It seems the number of threads is changing the long-range exchange component of the energy for range-separated hybrids an unusual amount… giving me errors upwards of 10^-6 Hartree, which is actually important for what I’m doing. All other components seem to be fine…
My input file:
C 0.000000000000 -1.391500000000 -1.316799235698
C 1.205074349366 -0.695750000000 -1.316799235698
C 1.205074349366 0.695750000000 -1.316799235698
C -0.000000000000 1.391500000000 -1.316799235698
C -1.205074349366 0.695750000000 -1.316799235698
C -1.205074349366 -0.695750000000 -1.316799235698
H 0.000000000000 -2.471500000000 -1.316799235698
H 2.140381785453 -1.235750000000 -1.316799235698
H 2.140381785453 1.235750000000 -1.316799235698
H -0.000000000000 2.471500000000 -1.316799235698
H -2.140381785453 1.235750000000 -1.316799235698
H -2.140381785453 -1.235750000000 -1.316799235698
F 0.000000000000 -0.000000000000 5.183200764302
H 0.000000000000 -0.000000000000 4.266242764302
1 thread Total energy: -332.7077928354452183
4 thread Total energy: -332.7077887193119636
I also added print statements to libscf_solver/rhf.cc lines 320 and 325 to print the exchange energy before and after the range separated part. The error is ~10^-9 in the first part and ~10^-6 in the second
Can you try again, but with the e_convergence set tighter? 1e-8 at least, but you should be able to converge even tighter. Psi can only check that subsequent iterations are within your energy threshold of each other, not that you’re within 1e-8 of the true answer. In some cases, that can lead to answers that are both “converged” to within the same threshold but differ by a small factor larger than the threshold. That may be all you’re saying.
Using 1.4a2 please verify you using the mem/disk algorithms by looking at the output and provide the values of both algorithms on 1/4 cores. This is sounding like something that does not originate from the JK part of the code.
I printed out the J, K, and wK elements with SCF Algorithm Type MEM_DF.
Not sure if this means anything… but wK has the highest difference between threads despite being the smallest component. I’m not even sure how threading would be affecting individual elements. (EDIT: that’s probably just from the difference in the converged SCF density matrix)

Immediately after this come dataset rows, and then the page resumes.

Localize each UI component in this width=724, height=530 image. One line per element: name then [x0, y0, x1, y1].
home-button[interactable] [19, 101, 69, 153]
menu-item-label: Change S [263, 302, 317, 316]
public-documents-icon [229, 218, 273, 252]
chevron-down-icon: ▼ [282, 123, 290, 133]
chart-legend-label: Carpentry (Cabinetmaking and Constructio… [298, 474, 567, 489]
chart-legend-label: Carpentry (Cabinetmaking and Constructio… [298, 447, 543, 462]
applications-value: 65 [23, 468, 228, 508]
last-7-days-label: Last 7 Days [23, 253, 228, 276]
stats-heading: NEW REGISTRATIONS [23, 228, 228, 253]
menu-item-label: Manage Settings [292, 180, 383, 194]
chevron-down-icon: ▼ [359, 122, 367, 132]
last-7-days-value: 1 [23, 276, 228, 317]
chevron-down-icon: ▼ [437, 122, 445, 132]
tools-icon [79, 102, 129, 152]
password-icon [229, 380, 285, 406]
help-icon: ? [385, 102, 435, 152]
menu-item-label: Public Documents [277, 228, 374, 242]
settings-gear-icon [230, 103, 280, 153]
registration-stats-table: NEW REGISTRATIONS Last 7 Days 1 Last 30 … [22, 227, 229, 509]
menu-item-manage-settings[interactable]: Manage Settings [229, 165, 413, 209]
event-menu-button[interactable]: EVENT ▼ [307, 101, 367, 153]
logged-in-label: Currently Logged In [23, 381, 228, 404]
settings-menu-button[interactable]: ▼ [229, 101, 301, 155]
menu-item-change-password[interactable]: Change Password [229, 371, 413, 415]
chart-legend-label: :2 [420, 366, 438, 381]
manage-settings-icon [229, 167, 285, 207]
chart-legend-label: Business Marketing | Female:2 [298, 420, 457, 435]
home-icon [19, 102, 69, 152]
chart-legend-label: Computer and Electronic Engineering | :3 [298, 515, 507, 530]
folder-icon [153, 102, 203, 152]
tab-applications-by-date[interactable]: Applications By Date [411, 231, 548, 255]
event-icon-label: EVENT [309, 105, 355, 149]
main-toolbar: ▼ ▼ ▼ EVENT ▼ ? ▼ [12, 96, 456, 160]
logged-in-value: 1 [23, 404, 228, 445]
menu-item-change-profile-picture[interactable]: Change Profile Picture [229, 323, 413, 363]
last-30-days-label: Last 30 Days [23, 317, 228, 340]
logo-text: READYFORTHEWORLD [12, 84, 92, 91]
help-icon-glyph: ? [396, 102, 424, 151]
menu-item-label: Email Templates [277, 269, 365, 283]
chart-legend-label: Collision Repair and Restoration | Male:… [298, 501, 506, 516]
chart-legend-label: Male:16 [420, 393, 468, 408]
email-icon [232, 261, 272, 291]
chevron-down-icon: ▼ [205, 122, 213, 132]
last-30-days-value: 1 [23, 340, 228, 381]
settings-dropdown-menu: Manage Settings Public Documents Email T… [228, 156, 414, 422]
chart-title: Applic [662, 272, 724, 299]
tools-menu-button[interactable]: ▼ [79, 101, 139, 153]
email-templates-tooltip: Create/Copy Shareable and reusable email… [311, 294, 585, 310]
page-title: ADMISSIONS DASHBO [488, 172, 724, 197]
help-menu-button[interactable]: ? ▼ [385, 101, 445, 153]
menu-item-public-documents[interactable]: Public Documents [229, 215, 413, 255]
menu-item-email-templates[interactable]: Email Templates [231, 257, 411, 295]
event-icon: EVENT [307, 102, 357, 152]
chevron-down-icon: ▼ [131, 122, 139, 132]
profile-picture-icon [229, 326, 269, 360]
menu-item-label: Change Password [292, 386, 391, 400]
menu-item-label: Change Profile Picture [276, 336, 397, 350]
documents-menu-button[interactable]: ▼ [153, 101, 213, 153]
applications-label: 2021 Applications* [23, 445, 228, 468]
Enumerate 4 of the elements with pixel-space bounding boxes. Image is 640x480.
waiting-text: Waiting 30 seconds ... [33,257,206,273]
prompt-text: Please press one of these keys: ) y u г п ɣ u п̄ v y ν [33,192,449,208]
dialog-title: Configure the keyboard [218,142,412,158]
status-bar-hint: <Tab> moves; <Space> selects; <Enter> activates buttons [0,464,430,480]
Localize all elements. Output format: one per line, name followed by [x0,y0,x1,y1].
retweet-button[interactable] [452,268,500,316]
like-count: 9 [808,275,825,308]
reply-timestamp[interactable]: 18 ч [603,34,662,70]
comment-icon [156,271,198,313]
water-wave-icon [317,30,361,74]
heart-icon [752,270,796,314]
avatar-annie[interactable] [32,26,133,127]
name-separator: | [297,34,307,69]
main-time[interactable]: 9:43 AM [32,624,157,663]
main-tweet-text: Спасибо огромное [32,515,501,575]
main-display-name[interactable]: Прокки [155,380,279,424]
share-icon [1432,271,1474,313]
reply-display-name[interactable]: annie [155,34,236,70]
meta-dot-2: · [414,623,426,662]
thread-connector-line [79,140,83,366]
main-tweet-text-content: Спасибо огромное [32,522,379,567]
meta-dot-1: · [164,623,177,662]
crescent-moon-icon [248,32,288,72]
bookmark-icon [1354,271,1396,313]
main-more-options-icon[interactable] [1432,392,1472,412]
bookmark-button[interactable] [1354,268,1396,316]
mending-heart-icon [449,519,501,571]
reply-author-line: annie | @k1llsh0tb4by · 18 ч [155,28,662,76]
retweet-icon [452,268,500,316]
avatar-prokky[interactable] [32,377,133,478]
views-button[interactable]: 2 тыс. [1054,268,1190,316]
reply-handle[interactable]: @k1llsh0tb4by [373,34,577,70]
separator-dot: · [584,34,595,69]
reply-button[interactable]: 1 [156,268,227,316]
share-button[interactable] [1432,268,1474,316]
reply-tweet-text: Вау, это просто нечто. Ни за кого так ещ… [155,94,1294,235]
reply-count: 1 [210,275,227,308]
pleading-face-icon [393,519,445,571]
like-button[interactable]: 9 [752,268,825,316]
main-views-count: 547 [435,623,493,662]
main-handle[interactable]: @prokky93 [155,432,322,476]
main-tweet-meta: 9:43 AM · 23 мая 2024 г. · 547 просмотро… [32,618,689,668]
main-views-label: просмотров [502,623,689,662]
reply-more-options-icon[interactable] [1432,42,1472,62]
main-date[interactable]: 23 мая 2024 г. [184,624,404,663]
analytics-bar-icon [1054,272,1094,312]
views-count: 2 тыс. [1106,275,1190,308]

I mean looking at the JK output file headers to ensure Mem/Disk is actually being used. The actual matrix elements will vary by a bit and are not too useful to compare. I’m not sure how to debug this well, does this happen for a non VV10 functional and a GGA?
To rule some things out, after a computation can you take the density matrix and do a Psi4NumPy style computation the wK energy and compare it against the JK engines? Also, please move this to a Psi4 issue.